A dívida do setor público consolidado do Brasil cresceu um ponto percentual em junho de 2026, alcançando 81,9% do PIB, totalizando cerca de R$ 10,8 trilhões, de acordo com dados do Banco Central. Este indicador fiscal, que abrange todas as obrigações financeiras da União, Estados, Distrito Federal e Municípios, é crucial para avaliar a solvência do país e sua capacidade de honrar compromissos financeiros futuros.
Um aumento significativo na dívida pública pode elevar o risco de calote, especialmente em tempos de crise econômica. Durante a gestão do presidente Luiz Inácio Lula da Silva, as despesas públicas aumentaram, intensificando a pressão sobre a taxa de juros brasileira. Isso, por sua vez, impacta os juros que o mercado financeiro impõe ao setor produtivo, possivelmente restringindo o crescimento econômico do país.

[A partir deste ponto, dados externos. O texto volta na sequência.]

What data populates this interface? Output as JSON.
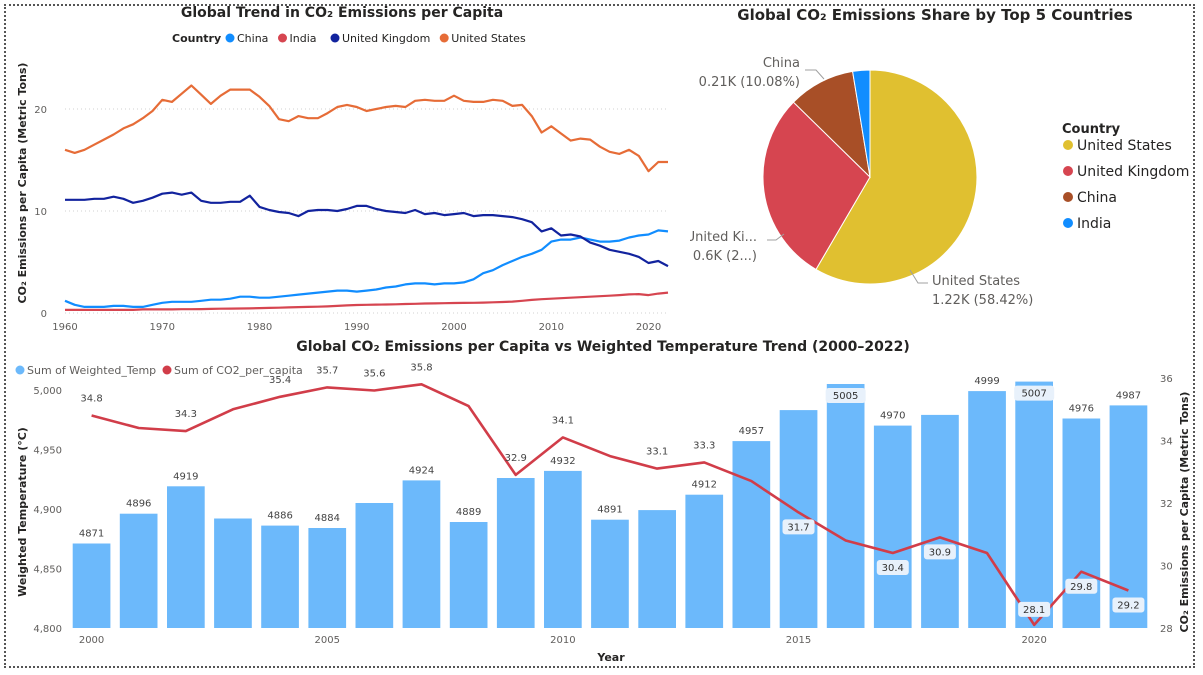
{
  "chart_data": [
    {
      "type": "line",
      "title": "Global Trend in CO₂ Emissions per Capita",
      "ylabel": "CO₂ Emissions per Capita (Metric Tons)",
      "xlabel": "",
      "legend_title": "Country",
      "legend_position": "top",
      "x": [
        1960,
        1961,
        1962,
        1963,
        1964,
        1965,
        1966,
        1967,
        1968,
        1969,
        1970,
        1971,
        1972,
        1973,
        1974,
        1975,
        1976,
        1977,
        1978,
        1979,
        1980,
        1981,
        1982,
        1983,
        1984,
        1985,
        1986,
        1987,
        1988,
        1989,
        1990,
        1991,
        1992,
        1993,
        1994,
        1995,
        1996,
        1997,
        1998,
        1999,
        2000,
        2001,
        2002,
        2003,
        2004,
        2005,
        2006,
        2007,
        2008,
        2009,
        2010,
        2011,
        2012,
        2013,
        2014,
        2015,
        2016,
        2017,
        2018,
        2019,
        2020,
        2021,
        2022
      ],
      "x_ticks": [
        "1960",
        "1970",
        "1980",
        "1990",
        "2000",
        "2010",
        "2020"
      ],
      "y_ticks": [
        "0",
        "10",
        "20"
      ],
      "ylim": [
        0,
        25
      ],
      "grid": true,
      "series": [
        {
          "name": "China",
          "color": "#118dff",
          "values": [
            1.2,
            0.8,
            0.6,
            0.6,
            0.6,
            0.7,
            0.7,
            0.6,
            0.6,
            0.8,
            1.0,
            1.1,
            1.1,
            1.1,
            1.2,
            1.3,
            1.3,
            1.4,
            1.6,
            1.6,
            1.5,
            1.5,
            1.6,
            1.7,
            1.8,
            1.9,
            2.0,
            2.1,
            2.2,
            2.2,
            2.1,
            2.2,
            2.3,
            2.5,
            2.6,
            2.8,
            2.9,
            2.9,
            2.8,
            2.9,
            2.9,
            3.0,
            3.3,
            3.9,
            4.2,
            4.7,
            5.1,
            5.5,
            5.8,
            6.2,
            7.0,
            7.2,
            7.2,
            7.4,
            7.2,
            7.0,
            7.0,
            7.1,
            7.4,
            7.6,
            7.7,
            8.1,
            8.0
          ]
        },
        {
          "name": "India",
          "color": "#d64550",
          "values": [
            0.3,
            0.3,
            0.3,
            0.3,
            0.3,
            0.3,
            0.3,
            0.3,
            0.35,
            0.35,
            0.35,
            0.35,
            0.37,
            0.37,
            0.38,
            0.4,
            0.42,
            0.43,
            0.44,
            0.45,
            0.48,
            0.5,
            0.52,
            0.55,
            0.58,
            0.6,
            0.62,
            0.65,
            0.7,
            0.75,
            0.78,
            0.8,
            0.82,
            0.83,
            0.85,
            0.88,
            0.9,
            0.93,
            0.94,
            0.96,
            0.98,
            0.99,
            1.0,
            1.02,
            1.05,
            1.08,
            1.12,
            1.2,
            1.28,
            1.35,
            1.4,
            1.45,
            1.5,
            1.55,
            1.6,
            1.65,
            1.7,
            1.75,
            1.82,
            1.85,
            1.75,
            1.9,
            2.0
          ]
        },
        {
          "name": "United Kingdom",
          "color": "#12239e",
          "values": [
            11.1,
            11.1,
            11.1,
            11.2,
            11.2,
            11.4,
            11.2,
            10.8,
            11.0,
            11.3,
            11.7,
            11.8,
            11.6,
            11.8,
            11.0,
            10.8,
            10.8,
            10.9,
            10.9,
            11.5,
            10.4,
            10.1,
            9.9,
            9.8,
            9.5,
            10.0,
            10.1,
            10.1,
            10.0,
            10.2,
            10.5,
            10.5,
            10.2,
            10.0,
            9.9,
            9.8,
            10.1,
            9.7,
            9.8,
            9.6,
            9.7,
            9.8,
            9.5,
            9.6,
            9.6,
            9.5,
            9.4,
            9.2,
            8.9,
            8.0,
            8.3,
            7.6,
            7.7,
            7.5,
            6.9,
            6.6,
            6.2,
            6.0,
            5.8,
            5.5,
            4.9,
            5.1,
            4.6
          ]
        },
        {
          "name": "United States",
          "color": "#e66c37",
          "values": [
            16.0,
            15.7,
            16.0,
            16.5,
            17.0,
            17.5,
            18.1,
            18.5,
            19.1,
            19.8,
            20.9,
            20.7,
            21.5,
            22.3,
            21.4,
            20.5,
            21.3,
            21.9,
            21.9,
            21.9,
            21.2,
            20.3,
            19.0,
            18.8,
            19.3,
            19.1,
            19.1,
            19.6,
            20.2,
            20.4,
            20.2,
            19.8,
            20.0,
            20.2,
            20.3,
            20.2,
            20.8,
            20.9,
            20.8,
            20.8,
            21.3,
            20.8,
            20.7,
            20.7,
            20.9,
            20.8,
            20.3,
            20.4,
            19.3,
            17.7,
            18.3,
            17.6,
            16.9,
            17.1,
            17.0,
            16.3,
            15.8,
            15.6,
            16.0,
            15.4,
            13.9,
            14.8,
            14.8
          ]
        }
      ]
    },
    {
      "type": "pie",
      "title": "Global CO₂ Emissions Share by Top 5 Countries",
      "legend_title": "Country",
      "legend_position": "right",
      "slices": [
        {
          "name": "United States",
          "value": 1.22,
          "value_label": "1.22K (58.42%)",
          "percent": 58.42,
          "color": "#e0c030"
        },
        {
          "name": "United Kingdom",
          "value": 0.6,
          "value_label": "0.6K (2...)",
          "display_name": "United Ki...",
          "percent": 28.9,
          "color": "#d64550"
        },
        {
          "name": "China",
          "value": 0.21,
          "value_label": "0.21K (10.08%)",
          "percent": 10.08,
          "color": "#a84f27"
        },
        {
          "name": "India",
          "value": 0.055,
          "percent": 2.6,
          "color": "#118dff"
        }
      ]
    },
    {
      "type": "combo",
      "title": "Global CO₂ Emissions per Capita vs Weighted Temperature Trend (2000–2022)",
      "xlabel": "Year",
      "ylabel": "Weighted Temperature (°C)",
      "y2label": "CO₂ Emissions per Capita (Metric Tons)",
      "legend_position": "top-left",
      "x": [
        2000,
        2001,
        2002,
        2003,
        2004,
        2005,
        2006,
        2007,
        2008,
        2009,
        2010,
        2011,
        2012,
        2013,
        2014,
        2015,
        2016,
        2017,
        2018,
        2019,
        2020,
        2021,
        2022
      ],
      "x_ticks": [
        "2000",
        "2005",
        "2010",
        "2015",
        "2020"
      ],
      "y_ticks": [
        "4,800",
        "4,850",
        "4,900",
        "4,950",
        "5,000"
      ],
      "y2_ticks": [
        "28",
        "30",
        "32",
        "34",
        "36"
      ],
      "ylim": [
        4800,
        5010
      ],
      "y2lim": [
        28,
        36
      ],
      "series": [
        {
          "name": "Sum of Weighted_Temp",
          "type": "bar",
          "color": "#6cb9fb",
          "values": [
            4871,
            4896,
            4919,
            4892,
            4886,
            4884,
            4905,
            4924,
            4889,
            4926,
            4932,
            4891,
            4899,
            4912,
            4957,
            4983,
            5005,
            4970,
            4979,
            4999,
            5007,
            4976,
            4987
          ],
          "labels": [
            "4871",
            "4896",
            "4919",
            "",
            "4886",
            "4884",
            "",
            "4924",
            "4889",
            "",
            "4932",
            "4891",
            "",
            "4912",
            "4957",
            "",
            "5005",
            "4970",
            "",
            "4999",
            "5007",
            "4976",
            "4987"
          ]
        },
        {
          "name": "Sum of CO2_per_capita",
          "type": "line",
          "color": "#d13d49",
          "values": [
            34.8,
            34.4,
            34.3,
            35.0,
            35.4,
            35.7,
            35.6,
            35.8,
            35.1,
            32.9,
            34.1,
            33.5,
            33.1,
            33.3,
            32.7,
            31.7,
            30.8,
            30.4,
            30.9,
            30.4,
            28.1,
            29.8,
            29.2
          ],
          "labels": [
            "34.8",
            "",
            "34.3",
            "",
            "35.4",
            "35.7",
            "35.6",
            "35.8",
            "",
            "32.9",
            "34.1",
            "",
            "33.1",
            "33.3",
            "",
            "31.7",
            "",
            "30.4",
            "30.9",
            "",
            "28.1",
            "29.8",
            "29.2"
          ]
        }
      ]
    }
  ]
}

De acordo com o padrão do Fundo Monetário Internacional (FMI), a situação é ainda mais preocupante, com a dívida do Brasil alcançando 95,8% do PIB. A série histórica da dívida brasileira sob essa perspectiva começou a ser monitorada pelo Banco Central no final de 2001. Em 2023, Roberto Campos Neto, então presidente do Banco Central, apontou que os altos juros no Brasil são uma consequência do elevado nível de endividamento.
Além disso, um relatório do Banco Interamericano de Desenvolvimento (BID), publicado em 2023, recomendou que países da América Latina e do Caribe reduzam sua dívida pública para um intervalo entre 46% e 55% do PIB, reforçando a necessidade de comparação da dívida pública brasileira com nações emergentes.